Il a déclaré que ce type d'attitude se retrouve également dans les médias publics, ce qui est regrettable, rappelant donc à tous, concernés ou non, que des règles régissent le fonctionnement des sociétés et qu'elles doivent être respectées.
De son côté, Francisco José, intervenant sur le thème « Éducation aux médias : Intégrité de l'information et discours de haine dans les médias traditionnels et les réseaux sociaux », a estimé que l'intégrité de l'information est compromise, par conséquent, les professionnels du secteur doivent agir avec impartialité afin de contribuer à cette intégrité.
Il a également souligné l'importance de promouvoir un journalisme sérieux, éthique et créatif, en se démarquant de la diffusion de fausses informations et de discours de haine dans les médias traditionnels et les réseaux sociaux.

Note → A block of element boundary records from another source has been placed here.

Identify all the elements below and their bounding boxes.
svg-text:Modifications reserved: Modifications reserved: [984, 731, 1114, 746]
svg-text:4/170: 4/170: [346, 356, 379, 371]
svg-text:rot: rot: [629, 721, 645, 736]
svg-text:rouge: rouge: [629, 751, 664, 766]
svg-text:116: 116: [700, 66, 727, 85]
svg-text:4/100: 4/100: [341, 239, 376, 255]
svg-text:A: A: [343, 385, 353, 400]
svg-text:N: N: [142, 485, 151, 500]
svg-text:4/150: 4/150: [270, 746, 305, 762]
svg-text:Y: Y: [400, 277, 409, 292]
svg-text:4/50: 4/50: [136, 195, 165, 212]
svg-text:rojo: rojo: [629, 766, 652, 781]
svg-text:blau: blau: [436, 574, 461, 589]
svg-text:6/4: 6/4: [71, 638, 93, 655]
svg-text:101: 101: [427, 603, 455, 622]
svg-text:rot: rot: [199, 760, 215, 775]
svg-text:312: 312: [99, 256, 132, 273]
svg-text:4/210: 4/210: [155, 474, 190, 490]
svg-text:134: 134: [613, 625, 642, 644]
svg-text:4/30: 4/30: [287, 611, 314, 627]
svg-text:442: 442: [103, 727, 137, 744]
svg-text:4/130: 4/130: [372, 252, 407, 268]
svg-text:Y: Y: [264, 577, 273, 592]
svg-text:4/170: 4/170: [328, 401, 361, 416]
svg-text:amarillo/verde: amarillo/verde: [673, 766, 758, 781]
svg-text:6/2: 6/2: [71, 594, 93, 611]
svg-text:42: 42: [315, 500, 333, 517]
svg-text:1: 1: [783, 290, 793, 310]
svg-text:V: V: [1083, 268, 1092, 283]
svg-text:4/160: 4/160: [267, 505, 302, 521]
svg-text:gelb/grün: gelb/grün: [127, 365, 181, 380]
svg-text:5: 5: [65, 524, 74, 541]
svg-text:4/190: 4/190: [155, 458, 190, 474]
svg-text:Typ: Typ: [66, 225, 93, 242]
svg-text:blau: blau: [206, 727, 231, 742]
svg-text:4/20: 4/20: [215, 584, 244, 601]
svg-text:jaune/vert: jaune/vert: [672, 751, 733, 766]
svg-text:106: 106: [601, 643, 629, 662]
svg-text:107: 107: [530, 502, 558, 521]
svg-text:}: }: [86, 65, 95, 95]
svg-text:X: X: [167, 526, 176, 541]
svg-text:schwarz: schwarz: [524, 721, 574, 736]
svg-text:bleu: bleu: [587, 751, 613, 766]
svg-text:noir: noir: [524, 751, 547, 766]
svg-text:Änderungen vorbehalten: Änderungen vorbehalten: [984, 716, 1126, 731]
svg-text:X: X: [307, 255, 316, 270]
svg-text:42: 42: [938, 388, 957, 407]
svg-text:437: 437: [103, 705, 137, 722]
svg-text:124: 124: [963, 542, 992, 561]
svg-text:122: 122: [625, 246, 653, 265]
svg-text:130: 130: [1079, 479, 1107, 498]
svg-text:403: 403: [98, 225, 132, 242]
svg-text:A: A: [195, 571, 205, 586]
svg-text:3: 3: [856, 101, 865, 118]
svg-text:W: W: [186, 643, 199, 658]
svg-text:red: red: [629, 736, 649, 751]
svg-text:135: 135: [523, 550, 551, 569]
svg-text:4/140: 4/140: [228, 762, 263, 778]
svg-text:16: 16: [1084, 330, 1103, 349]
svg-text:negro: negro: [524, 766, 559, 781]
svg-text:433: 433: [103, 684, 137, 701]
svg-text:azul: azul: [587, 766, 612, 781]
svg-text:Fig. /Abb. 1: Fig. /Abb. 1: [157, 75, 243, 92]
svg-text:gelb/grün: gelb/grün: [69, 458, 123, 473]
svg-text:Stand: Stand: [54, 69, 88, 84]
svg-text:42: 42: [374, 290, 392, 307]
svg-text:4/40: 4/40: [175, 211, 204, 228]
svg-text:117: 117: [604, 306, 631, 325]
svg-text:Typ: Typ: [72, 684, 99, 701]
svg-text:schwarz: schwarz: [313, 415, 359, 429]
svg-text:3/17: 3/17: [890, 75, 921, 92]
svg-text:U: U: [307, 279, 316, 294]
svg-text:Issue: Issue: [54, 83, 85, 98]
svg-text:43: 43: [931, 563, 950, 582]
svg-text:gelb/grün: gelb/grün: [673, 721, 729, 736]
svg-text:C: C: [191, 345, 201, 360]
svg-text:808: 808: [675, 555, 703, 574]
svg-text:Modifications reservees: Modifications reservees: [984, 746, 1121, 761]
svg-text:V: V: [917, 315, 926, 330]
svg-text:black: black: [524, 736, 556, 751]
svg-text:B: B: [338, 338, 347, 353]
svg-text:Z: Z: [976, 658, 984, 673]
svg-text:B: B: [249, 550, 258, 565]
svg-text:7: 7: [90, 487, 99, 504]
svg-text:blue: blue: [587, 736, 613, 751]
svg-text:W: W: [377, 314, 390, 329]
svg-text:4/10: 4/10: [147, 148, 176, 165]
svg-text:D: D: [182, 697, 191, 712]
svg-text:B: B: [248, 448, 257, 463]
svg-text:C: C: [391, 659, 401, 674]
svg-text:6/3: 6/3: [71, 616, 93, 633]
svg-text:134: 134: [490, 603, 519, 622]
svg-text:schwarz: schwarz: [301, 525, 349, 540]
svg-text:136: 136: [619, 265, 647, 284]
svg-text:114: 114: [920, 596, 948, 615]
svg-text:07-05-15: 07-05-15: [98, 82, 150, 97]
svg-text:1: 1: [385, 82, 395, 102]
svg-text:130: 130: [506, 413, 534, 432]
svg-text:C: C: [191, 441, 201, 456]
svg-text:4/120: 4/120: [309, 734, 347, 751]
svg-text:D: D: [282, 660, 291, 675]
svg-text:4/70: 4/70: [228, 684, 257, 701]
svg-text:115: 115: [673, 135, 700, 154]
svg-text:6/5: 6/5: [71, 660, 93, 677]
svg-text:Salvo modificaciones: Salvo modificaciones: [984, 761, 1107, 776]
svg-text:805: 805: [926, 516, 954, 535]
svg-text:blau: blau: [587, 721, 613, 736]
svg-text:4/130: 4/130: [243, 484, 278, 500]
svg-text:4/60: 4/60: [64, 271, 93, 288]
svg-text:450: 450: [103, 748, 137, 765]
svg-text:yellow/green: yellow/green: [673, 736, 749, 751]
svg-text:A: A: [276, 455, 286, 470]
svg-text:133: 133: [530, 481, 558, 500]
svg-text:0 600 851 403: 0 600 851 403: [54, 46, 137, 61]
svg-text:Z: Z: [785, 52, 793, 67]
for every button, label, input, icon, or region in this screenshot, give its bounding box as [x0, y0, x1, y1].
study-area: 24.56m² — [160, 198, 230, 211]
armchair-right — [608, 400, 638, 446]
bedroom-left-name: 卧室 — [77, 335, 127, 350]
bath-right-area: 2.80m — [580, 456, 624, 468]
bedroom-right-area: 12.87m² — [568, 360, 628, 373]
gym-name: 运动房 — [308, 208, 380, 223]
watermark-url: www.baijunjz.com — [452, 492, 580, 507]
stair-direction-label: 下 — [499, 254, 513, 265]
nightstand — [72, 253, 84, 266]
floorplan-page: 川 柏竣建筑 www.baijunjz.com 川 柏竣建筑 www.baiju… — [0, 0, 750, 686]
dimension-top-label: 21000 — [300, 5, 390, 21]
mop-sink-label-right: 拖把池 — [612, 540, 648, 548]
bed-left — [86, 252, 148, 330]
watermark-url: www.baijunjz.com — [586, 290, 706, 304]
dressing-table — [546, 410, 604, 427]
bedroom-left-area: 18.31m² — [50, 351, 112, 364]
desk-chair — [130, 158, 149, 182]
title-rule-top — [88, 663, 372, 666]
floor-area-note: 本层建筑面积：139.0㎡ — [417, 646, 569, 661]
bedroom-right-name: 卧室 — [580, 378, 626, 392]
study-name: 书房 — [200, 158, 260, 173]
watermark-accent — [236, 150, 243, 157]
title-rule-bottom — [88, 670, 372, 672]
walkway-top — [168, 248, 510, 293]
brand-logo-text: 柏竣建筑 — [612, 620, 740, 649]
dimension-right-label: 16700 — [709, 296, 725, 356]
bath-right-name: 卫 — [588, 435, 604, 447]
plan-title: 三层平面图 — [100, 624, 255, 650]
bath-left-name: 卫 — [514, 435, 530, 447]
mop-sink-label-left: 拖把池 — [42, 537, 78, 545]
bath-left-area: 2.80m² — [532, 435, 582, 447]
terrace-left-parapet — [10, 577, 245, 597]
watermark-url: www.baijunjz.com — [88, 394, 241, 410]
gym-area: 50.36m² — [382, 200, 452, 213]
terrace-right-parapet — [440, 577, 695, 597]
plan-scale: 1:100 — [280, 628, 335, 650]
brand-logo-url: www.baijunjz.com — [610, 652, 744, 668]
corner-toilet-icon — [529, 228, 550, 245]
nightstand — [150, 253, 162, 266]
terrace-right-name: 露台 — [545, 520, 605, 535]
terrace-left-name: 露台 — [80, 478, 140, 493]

Par ailleurs, l'intervenant s'est inquiété de la vague de production de fausses informations et de la prolifération des discours de haine dans le pays, notamment sur les réseaux sociaux, où il est devenu facile de diffuser des messages, compromettant ainsi l'intégrité de l'information.
Il a insisté sur le fait que, malgré les politiques de lutte mises en place par le gouvernement angolais, celles-ci ne suffisent pas, avertissant donc les citoyens à être de plus en plus attentifs au partage de contenu, car la négligence peut avoir des conséquences dramatiques.
Il a exhorté les participants à diffuser les connaissances acquises auprès d'autres citoyens afin de sensibiliser la population à la problématique abordée.
Le séminaire a réuni des journalistes de divers médias publics et privés, des directeurs municipaux de la communication institutionnelle et de la presse des 14 municipalités de Lunda-Sul, des techniciens des agences de défense et de sécurité, et bien d'autres.
Des réunions de ce type ont déjà eu lieu dans les provinces de Huambo, Benguela et Lunda-Sul. La semaine prochaine, ce sera au tour de Huíla et Bengo.
En août, une table ronde se tiendra à Luanda, la capitale, pour discuter du même sujet avec différents acteurs de la société civile.